I've never been to Origins (it's a bit far from the UK), but if it is like the UK and European conventions the slots are generally too short to include character generation. I've always used pregens and I've never had a complaint yet. However, I will say that players will always
expect their characters to have gun combat skills (or maybe that's a UK player thing
The first thing I ask the players when they sit down is who has played Traveller before. If everyone has, we can just get into the scenario. If not (or if there are any who have played TNE, which uses different rules) I find a quick scene to introduce the players to how the rules work is useful. It helps them make sense of their characters and gets them into the mindset for playing. Think something like the teaser scenes at the start of most James Bond movies.
Generally I find the hardest thing to get players to understand is the damage rules, so I usually make a point of guiding them through it again the first time a PC is hit.

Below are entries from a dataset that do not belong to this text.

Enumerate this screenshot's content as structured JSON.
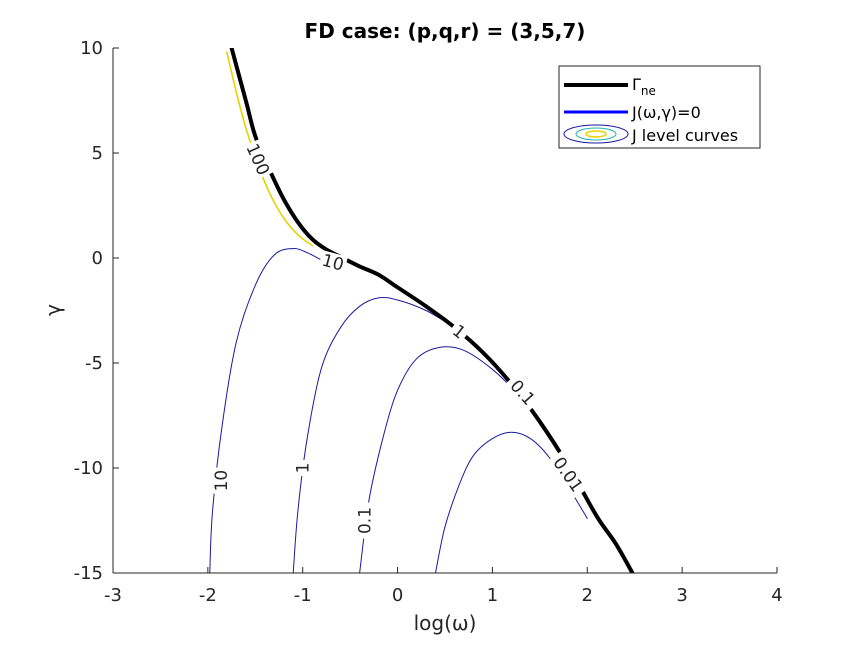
{
  "chart_data": {
    "type": "line",
    "title": "FD case: (p,q,r) = (3,5,7)",
    "xlabel": "log(ω)",
    "ylabel": "γ",
    "xlim": [
      -3,
      4
    ],
    "ylim": [
      -15,
      10
    ],
    "xticks": [
      "-3",
      "-2",
      "-1",
      "0",
      "1",
      "2",
      "3",
      "4"
    ],
    "yticks": [
      "10",
      "5",
      "0",
      "-5",
      "-10",
      "-15"
    ],
    "grid": false,
    "legend_position": "top-right",
    "legend": [
      {
        "label_main": "Γ",
        "label_sub": "ne",
        "color": "#000000",
        "style": "thick-line"
      },
      {
        "label": "J(ω,γ)=0",
        "color": "#0000ff",
        "style": "line"
      },
      {
        "label": "J level curves",
        "color": "#1a1aa0",
        "style": "contour-swatch"
      }
    ],
    "series": [
      {
        "name": "Γne",
        "color": "#000000",
        "x": [
          -1.75,
          -1.6,
          -1.5,
          -1.35,
          -1.2,
          -1.05,
          -0.9,
          -0.75,
          -0.6,
          -0.4,
          -0.2,
          0.0,
          0.3,
          0.6,
          0.9,
          1.2,
          1.5,
          1.8,
          2.1,
          2.3,
          2.5
        ],
        "y": [
          10,
          7.5,
          5.8,
          4.2,
          2.8,
          1.7,
          0.9,
          0.4,
          0.05,
          -0.4,
          -0.8,
          -1.4,
          -2.3,
          -3.3,
          -4.5,
          -6.0,
          -7.8,
          -9.9,
          -12.3,
          -13.6,
          -15.2
        ]
      },
      {
        "name": "J level curve (yellow)",
        "color": "#e6d200",
        "x": [
          -1.8,
          -1.65,
          -1.5,
          -1.35,
          -1.2,
          -1.05,
          -0.9
        ],
        "y": [
          9.8,
          7.0,
          4.8,
          3.1,
          1.9,
          1.1,
          0.6
        ]
      },
      {
        "name": "contour 10",
        "color": "#1a1aa0",
        "x": [
          -1.98,
          -1.95,
          -1.85,
          -1.7,
          -1.5,
          -1.3,
          -1.1,
          -0.95,
          -0.8,
          -0.6
        ],
        "y": [
          -15,
          -12,
          -8,
          -4,
          -1.3,
          0.15,
          0.45,
          0.25,
          -0.1,
          -0.5
        ]
      },
      {
        "name": "contour 1",
        "color": "#1a1aa0",
        "x": [
          -1.1,
          -1.05,
          -0.95,
          -0.8,
          -0.6,
          -0.4,
          -0.2,
          0.0,
          0.3,
          0.6
        ],
        "y": [
          -15,
          -12,
          -8.5,
          -5.2,
          -3.3,
          -2.3,
          -1.9,
          -2.0,
          -2.5,
          -3.3
        ]
      },
      {
        "name": "contour 0.1",
        "color": "#1a1aa0",
        "x": [
          -0.4,
          -0.3,
          -0.15,
          0.0,
          0.2,
          0.45,
          0.7,
          1.0,
          1.3,
          1.4
        ],
        "y": [
          -15,
          -11.5,
          -8.5,
          -6.3,
          -4.8,
          -4.25,
          -4.4,
          -5.3,
          -6.6,
          -7.0
        ]
      },
      {
        "name": "contour 0.01",
        "color": "#1a1aa0",
        "x": [
          0.4,
          0.5,
          0.65,
          0.8,
          1.0,
          1.2,
          1.4,
          1.6,
          1.8,
          2.0
        ],
        "y": [
          -15,
          -12.8,
          -10.8,
          -9.4,
          -8.6,
          -8.3,
          -8.6,
          -9.5,
          -10.9,
          -12.4
        ]
      }
    ],
    "contour_labels": [
      {
        "text": "100",
        "x": -1.47,
        "y": 4.7,
        "angle": 66
      },
      {
        "text": "10",
        "x": -0.68,
        "y": -0.2,
        "angle": 15
      },
      {
        "text": "1",
        "x": 0.65,
        "y": -3.5,
        "angle": 38
      },
      {
        "text": "0.1",
        "x": 1.32,
        "y": -6.4,
        "angle": 48
      },
      {
        "text": "0.01",
        "x": 1.8,
        "y": -10.3,
        "angle": 55
      },
      {
        "text": "10",
        "x": -1.86,
        "y": -10.6,
        "angle": -90
      },
      {
        "text": "1",
        "x": -1.0,
        "y": -10.0,
        "angle": -90
      },
      {
        "text": "0.1",
        "x": -0.35,
        "y": -12.5,
        "angle": -90
      }
    ]
  }
}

Don't have anything that involves the players being captured. Unlike home games, players tend not to get too attached to convention characters and will fight to the bitter end rather than give in to NPCs...
While you can use any scenario for Traveller (as long as it fits into the slot length, obviously), I usually try to run something which has a little bit of spaceship action and a little bit of ground action to show off the scope of the system and background. I also have some extra scenes in my notebook in case things run really quickly - although I find that convention players can make the simplest scenarios overcomplicated.
Another thing I've found especially good for convention games is giving the players lots to look at - starmaps, ship deck plans, prop letters, etc. That really seems to focus their attention on the game (it looks good to passers-by too).
Be sure of your scenario before you run it at a show. Run through it at home a couple of times and make sure you know the more obvious points where the players might go off-map. They will still surprise you (which is a lot of the fun) but you can prep for a lot of things. If you want someone to look over your scenario for you, I'd be happy to help.
Finally, enjoy it. It's supposed to be fun for you too. I like it best when the players get up from the table smiling. Even better if they get up from the table and go to the trade area to buy the rules, but that's a rarer pleasure.
Good luck and let us know how it goes.